His work as a portraitist includes a formal picture of the Duke of Edinburgh - "one of the most funny people I've ever met," he insists. He has also drawn Archbishop Desmond Tutu preaching and former American president Bill Clinton speaking in public at Oxford University - two charismatic people whom he ended up wanting to listen to rather than commit their powerful faces to paper. Indeed, Toby, now 42, is stimulated most when working as an artist in residence. He has been in the kitchens of London's Ritz Hotel, behind the scenes at the Royal Opera House, worked with the UN peace-keeping force in Bosnia and at St Martin-in-the-Fields during the redevelopment of the churchyard. "It suits me well to go somewhere and be part of something," he confesses. If you are part of some kind of institution, then you are at liberty to nose around and study what is going on slowly, let things happen rather than decide quickly what you are going to draw." It is a freedom that commissioned portraits do not provide. "A portrait is always most difficult to make when a sitter in unhappy or when something close to them is wrong, like a divorce," he says. "If so, their essence is changing, or there's no essence there at all. All you find to paint is unhappiness." That provides a clue to why Toby's paintings are more of people acutely observed enjoying themselves. "They're people passing through life - and a lot of life is passing time," he points out. "I like people who drink in cheap bars. I like the unfussy pleasure of an evening in an uncomfortable room with two types of beer and a red wine. I like the casual companionship and the passing of time." Yet it is a casualness that hides his expertise and talent for painting a world he is intimately part of and aware of in all its subtleties and nuances.

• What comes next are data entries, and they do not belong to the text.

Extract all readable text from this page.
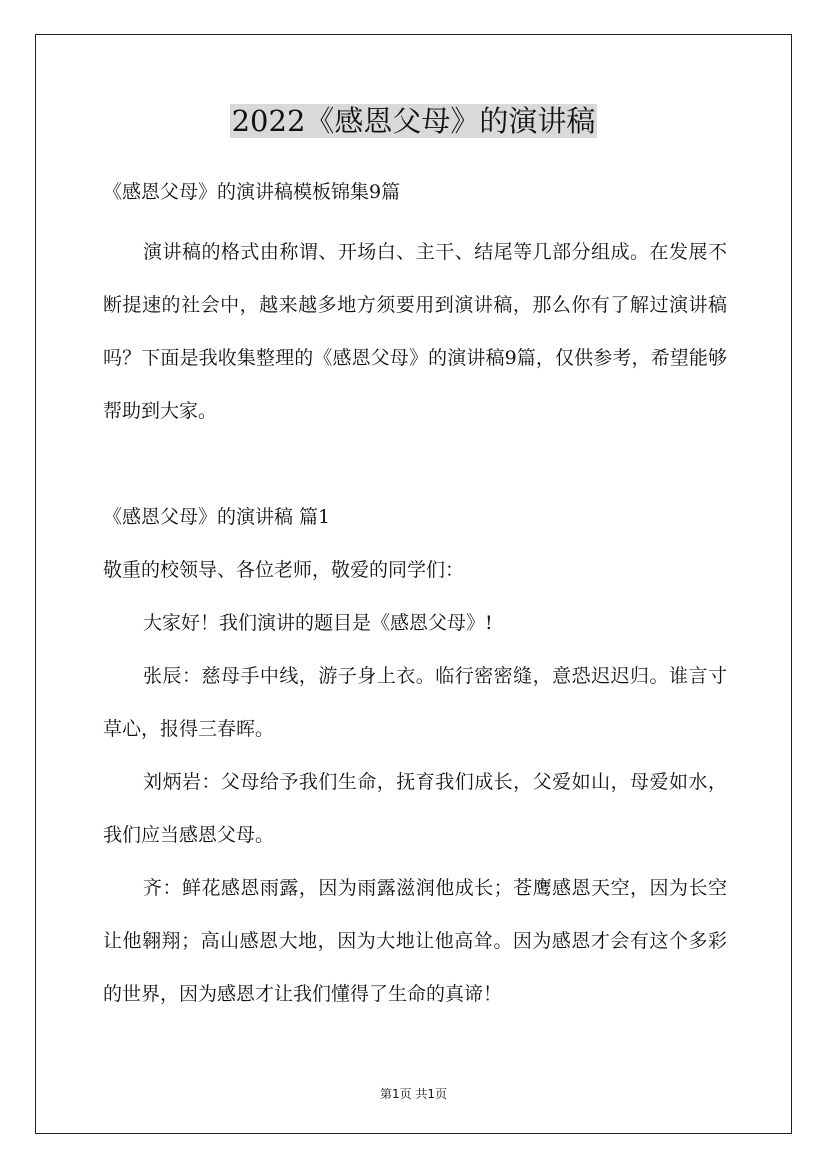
2022《感恩父母》的演讲稿

《感恩父母》的演讲稿模板锦集9篇

演讲稿的格式由称谓、开场白、主干、结尾等几部分组成。在发展不断提速的社会中，越来越多地方须要用到演讲稿，那么你有了解过演讲稿吗？下面是我收集整理的《感恩父母》的演讲稿9篇，仅供参考，希望能够帮助到大家。

《感恩父母》的演讲稿 篇1

敬重的校领导、各位老师，敬爱的同学们：

大家好！我们演讲的题目是《感恩父母》!

张辰：慈母手中线，游子身上衣。临行密密缝，意恐迟迟归。谁言寸草心，报得三春晖。

刘炳岩：父母给予我们生命，抚育我们成长，父爱如山，母爱如水，我们应当感恩父母。

齐：鲜花感恩雨露，因为雨露滋润他成长；苍鹰感恩天空，因为长空让他翱翔；高山感恩大地，因为大地让他高耸。因为感恩才会有这个多彩的世界，因为感恩才让我们懂得了生命的真谛！

第1页 共1页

At a time when the world faces wars, dictators and disaster, it is a welcome change to adore the good things in life.

Almost appropriately, Toby lists among his influences artists who have haunted Hampstead's past, notably Mark Gertler, Stanley Spencer, Ben Nicholson, CWR Nevinson and Christopher Wood, but didn't appreciate the connection until I pointed it out.
"I used to come up to the Heath on painting expeditions when I was at art school," he says "We used to sea the places where Constable worked and go to the Holly Bush pub where George Romney had a studio. We would drink a pint in tribute to him "
Now today's citizens of Hampstead will have a chance to decide whether Toby too deserves their attention. Their vote should be an overwhelming yes.